BRUS KUA Bontoa Dan BKKBN: Motivasi Siswa Fokus Belajar Dan Hindari Pernikahan Anak

Kontributor

Bontoa (Kemenag Maros)-Kepala KUA Kecamatan Bontoa bersama penyuluh
BKKBN unit Bontoa sinergi memberi motivasi kepada siswa siswi MA DDI Cambalagi
dalam kegiatan Bimbingan Remaja Usia Sekolah (BRUS).
Kepala KUA Bontoa Muzakkir, membuka forum dengan
menyampaikan urgensi kegiatan. "BRUS ini dirancang untuk para remaja
seusia kalian, untuk menumbuhkan kesadaran bahwa usia kalian masih saatnya
fokus belajar dan berkarya. Dan belum saatnya memikirkan pernikahan,” kata
Muzakkir, Rabu (7/5/2025).
“Program Bimwin, bimbingan yang diperuntukkan bagi calon
pengantin masih butuh kegiatan pra untuk menekan angka perceraian, sehingga
anak-anakku sekalian dibekali sejak dini melalui BRUS ini," lanjutnya.
"Yang grafik angka perceraian semakin meningkat
didominasi oleh usia pernikahan yang masih dini.”
"Kenapa pemerintah menetapkan usia pernikahan 19 tahun
baik laki-laki maupun perempuan, karena di usia ini anak-anakku sekalian sudah
dianggap mulai dewasa, sehingga ketika menjalani rumah tangga tidak lagi labil,
ada masalah sedikit cerai.
"Padahal keutuhan sebuah negara dimulai dari keutuhan
sebuah keluarga. Sedangkan kalian semua sepuluh, dua puluh tahun kemudian
adalah pelanjut estafet negara, jika anak-anakku sekalian tidak siap maka jadi
apa negara kita, jika isinya keluarga broken, status keturunannya tidak jelas,
kerjanya kawin cerai."
Selanjutnya Kepala KUA Muzakkir, menyampaikan bahwa agama
dan negara menghendaki pernikahan itu menciptakan keluarga sakinah, mawaddah
warahmah. “Dan menghasilkan keturunan yang bisa dibanggakan dan berkualitas. Bukan
generasi yang lemah."
Penyuluh BKKBN Nurhayati, menambahkan dampak pernikahan usia
di bawah 19 tahun terhadap kesehatan dan masa depan remaja.
Diawali dengan salam genre sebagai ice breaking dan
menjelaskan makna dari salam genre tersebut. "Zero atau katakan tidak pada
tiga yaitu narkoba, seks bebas dan perkawinan anak."
"Jika negara menetapkan usia pernikahan 19 tahun, BKKBN
justru 21 bagi perempuan dan 25 bagi laki."
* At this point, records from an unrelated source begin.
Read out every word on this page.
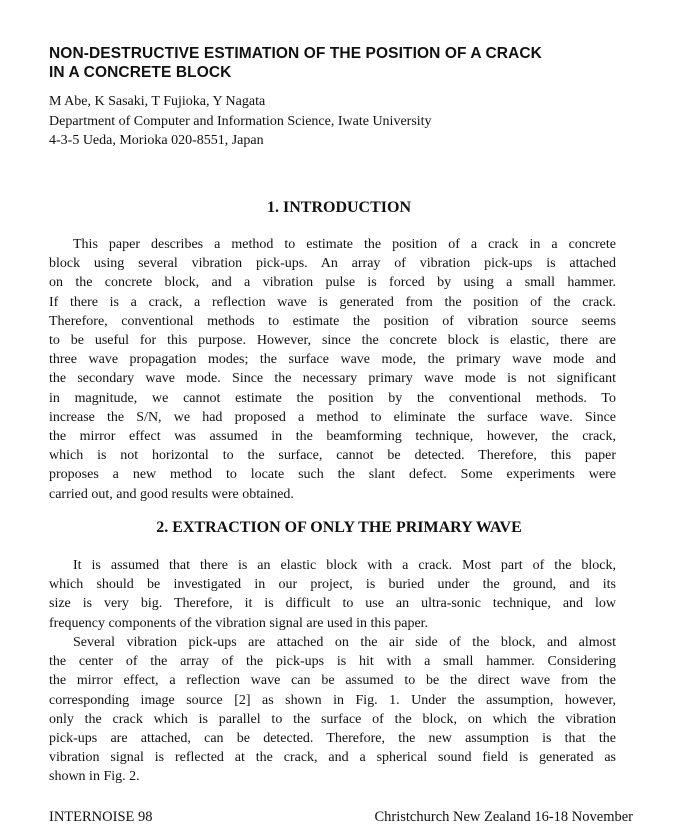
NON-DESTRUCTIVE ESTIMATION OF THE POSITION OF A CRACK
IN A CONCRETE BLOCK
M Abe, K Sasaki, T Fujioka, Y Nagata
Department of Computer and Information Science, Iwate University
4-3-5 Ueda, Morioka 020-8551, Japan
1. INTRODUCTION
This paper describes a method to estimate the position of a crack in a concrete
block using several vibration pick-ups. An array of vibration pick-ups is attached
on the concrete block, and a vibration pulse is forced by using a small hammer.
If there is a crack, a reflection wave is generated from the position of the crack.
Therefore, conventional methods to estimate the position of vibration source seems
to be useful for this purpose. However, since the concrete block is elastic, there are
three wave propagation modes; the surface wave mode, the primary wave mode and
the secondary wave mode. Since the necessary primary wave mode is not significant
in magnitude, we cannot estimate the position by the conventional methods. To
increase the S/N, we had proposed a method to eliminate the surface wave. Since
the mirror effect was assumed in the beamforming technique, however, the crack,
which is not horizontal to the surface, cannot be detected. Therefore, this paper
proposes a new method to locate such the slant defect. Some experiments were
carried out, and good results were obtained.
2. EXTRACTION OF ONLY THE PRIMARY WAVE
It is assumed that there is an elastic block with a crack. Most part of the block,
which should be investigated in our project, is buried under the ground, and its
size is very big. Therefore, it is difficult to use an ultra-sonic technique, and low
frequency components of the vibration signal are used in this paper.
Several vibration pick-ups are attached on the air side of the block, and almost
the center of the array of the pick-ups is hit with a small hammer. Considering
the mirror effect, a reflection wave can be assumed to be the direct wave from the
corresponding image source [2] as shown in Fig. 1. Under the assumption, however,
only the crack which is parallel to the surface of the block, on which the vibration
pick-ups are attached, can be detected. Therefore, the new assumption is that the
vibration signal is reflected at the crack, and a spherical sound field is generated as
shown in Fig. 2.
INTERNOISE 98	Christchurch New Zealand 16-18 November
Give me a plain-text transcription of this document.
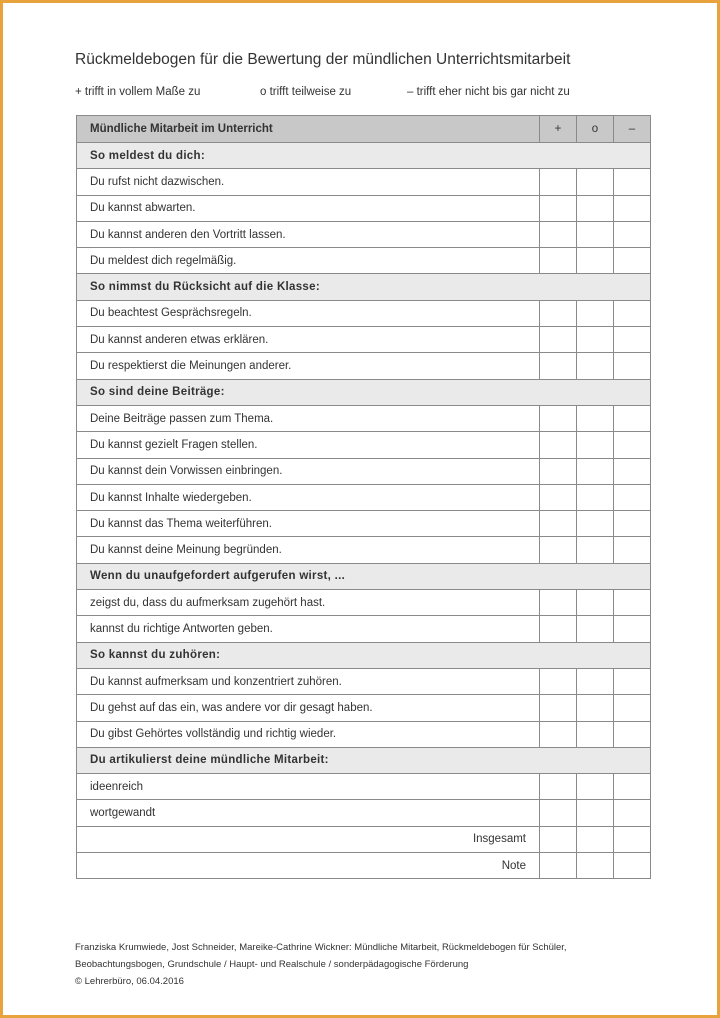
Rückmeldebogen für die Bewertung der mündlichen Unterrichtsmitarbeit
+ trifft in vollem Maße zu	o trifft teilweise zu	– trifft eher nicht bis gar nicht zu
Mündliche Mitarbeit im Unterricht	+	o	–
So meldest du dich:			
Du rufst nicht dazwischen.			
Du kannst abwarten.			
Du kannst anderen den Vortritt lassen.			
Du meldest dich regelmäßig.			
So nimmst du Rücksicht auf die Klasse:			
Du beachtest Gesprächsregeln.			
Du kannst anderen etwas erklären.			
Du respektierst die Meinungen anderer.			
So sind deine Beiträge:			
Deine Beiträge passen zum Thema.			
Du kannst gezielt Fragen stellen.			
Du kannst dein Vorwissen einbringen.			
Du kannst Inhalte wiedergeben.			
Du kannst das Thema weiterführen.			
Du kannst deine Meinung begründen.			
Wenn du unaufgefordert aufgerufen wirst, ...			
zeigst du, dass du aufmerksam zugehört hast.			
kannst du richtige Antworten geben.			
So kannst du zuhören:			
Du kannst aufmerksam und konzentriert zuhören.			
Du gehst auf das ein, was andere vor dir gesagt haben.			
Du gibst Gehörtes vollständig und richtig wieder.			
Du artikulierst deine mündliche Mitarbeit:			
ideenreich			
wortgewandt			
Insgesamt			
Note			
Franziska Krumwiede, Jost Schneider, Mareike-Cathrine Wickner: Mündliche Mitarbeit, Rückmeldebogen für Schüler,
Beobachtungsbogen, Grundschule / Haupt- und Realschule / sonderpädagogische Förderung
© Lehrerbüro, 06.04.2016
"Perempuan 21 tahun, karena pada usia ini perempuan
telah dianggap cukup matang untuk memahami tanggung jawab dan konsekuensi
pernikahan, sedangkan laki-laki 25 tahun, karena pada usia ini laki-laki telah
dianggap cukup stabil secara emosi dan finansial untuk membina rumah tangga.
"Selain itu seusia kalian masih terbilang labil,
gampang terpengaruh dengan sesuatu yang baru, salah satunya dengan pergaulan
bebas. Namanya juga bebas semaunya, tidak mau diatur padahal sangat berdampak
untuk masa depan.
"Salah satu dampak dari pernikahan dini juga beresiko
pada rahim si ibu yang belum siapa dan lahirnya anak stunting.
"Jadi fokus belajar, jadi generasi berencana, ukir
prestasi, lanjut kuliah lalu kerja baru menikah. Jika pun nanti ada yang tidak
bisa lanjut kuliah, tetap belajar melalui majelis taklim, majelis zikir dan
tempat-tempat berkumpul lainnya yang membuat kalian bisa bertumbuh, yang bisa
membuat kalian kelak jadi bapak atau ibu rumah tangga yang berkualitas,” urai
Nurhayati.
Kepala MA DDI Cambalagi Jamil di forum ini menyampaikan
terima kasih dan berharap kegiatan semacam ini bisa terus berlanjut khususnya
di madrasahnya.
Di akhir kegiatan, dari 85 siswa salah satu dari mereka
diminta untuk memberikan testimoni akan kegiatan BRUS ini.
"Alhamdulillah kegiatan ini sangat bagus dan bermanfaat
karena membuka pikiran kita bahwa menikah dini itu belum tepat untuk usia
remaja dan memotivasi kita untuk fokus belajar bukan pacar-pacaran,” ucap Farel.